One reason why Loyola sought to turn the game into a track meet was to avoid the Bison's vaunted 10-man ride, which employs all 10 players and the goalkeeper to prevent an opponent from moving the ball from the defensive end to the offensive zone.

Bucknell's strategy caused the Greyhounds to fail on 4-of-19 clears, but they usually bypassed the 10-man ride by turning stops and turnovers into quick transition.

"I thought when we were able to make that clean save or pick up a ground ball and find our middies, we didn't have to contend with it," Loyola coach Charley Toomey said. "But on a shot out of bounds or a long possession where we couldn't get up the field right away and we had to throw down to a defenseman and go into what we call our three-man where we're kind of going side-to-side, it allowed them to bump into that 10-man, and you saw what it did. It gave us a hard time. … The biggest key for us was to catch clean saves and to have our middies hunt the ball, have a pole getting over the top, and then we didn't have to contend with any of that."

The Greyhounds scored the game's first goals, enjoyed a 9-1 advantage at halftime, and put the game out of reach with a 4-0 third quarter.

Freshman attackman Pat Spencer (Boys' Latin) led all scorers with seven points on one goal and a career-best six assists and was pulled from the contest after he scored with 11 minutes, 44 seconds left in the fourth quarter.

Junior attackman Jordan Germershausen – filling in for senior Zach Herreweyers (concussion) – scored three goals for his second hat trick in as many games, and junior attackman Zack Sirico chipped in three points on one goal and two assists.

The offense took 48 shots thanks to winning 13-of-21 faceoffs, picking up 31 ground balls to Bucknell's 27, and committing 11 turnovers to the Bison's 18.

And the defense held up its end by keeping Bucknell off the scoreboard for spans of 33:22 and 21:24. Freshman goalkeeper Jacob Stover (McDonogh) made 12 saves in his second consecutive start, Huggins shut out sophomore attackman and leading scorer Will Sands, and the Bison's starting midfield of junior Tommy O'Connor and seniors Thomas Flibotte and Kyle Shanahan accounted for zero goals on 17 shots and one assist.

The three goals surrendered marked a season low for the defense and the fewest Loyola had given up to a Patriot League opponent in its three-year history in the conference.

Sophomore attackman Sean O'Brien paced Bucknell (5-4, 2-3) with two goals and one assist, and senior long-stick midfielder Alex Spring registered four ground balls and two caused turnovers.

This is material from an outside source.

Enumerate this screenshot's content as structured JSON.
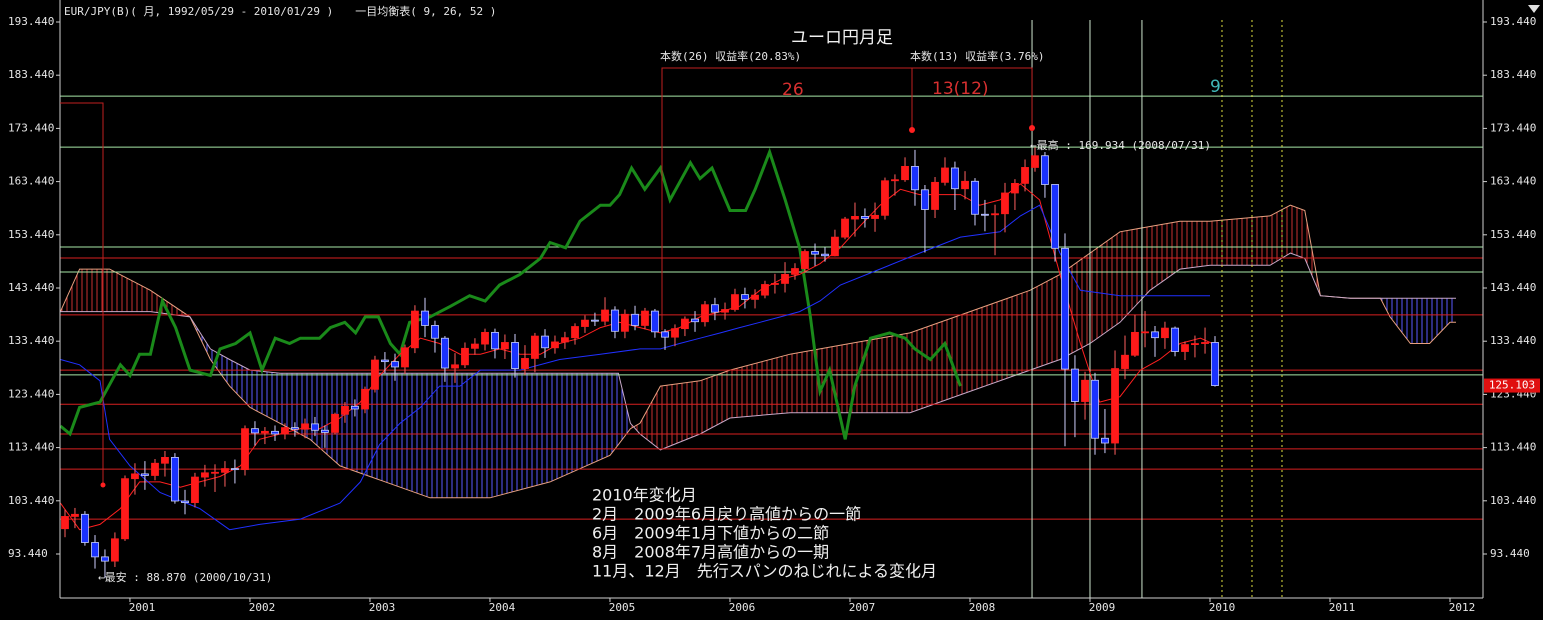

But coach Frank Fedorjaka said the team failed to match the Greyhounds' transition game.

"I do feel like that was a big part of it," he said. "I feel like there were some opportunities for us to ride. Our ride was terrific when we got in it. Even when they threw it up, it was a loose ball, and they won all those 50-50 ground balls between the lines, and that was what was able to spark their transition. So that was really disappointing because we got a lot of the opportunities that we wanted. We got the ball on the deck quite a bit, but they came up with it. Credit to them. They made the plays and we didn't."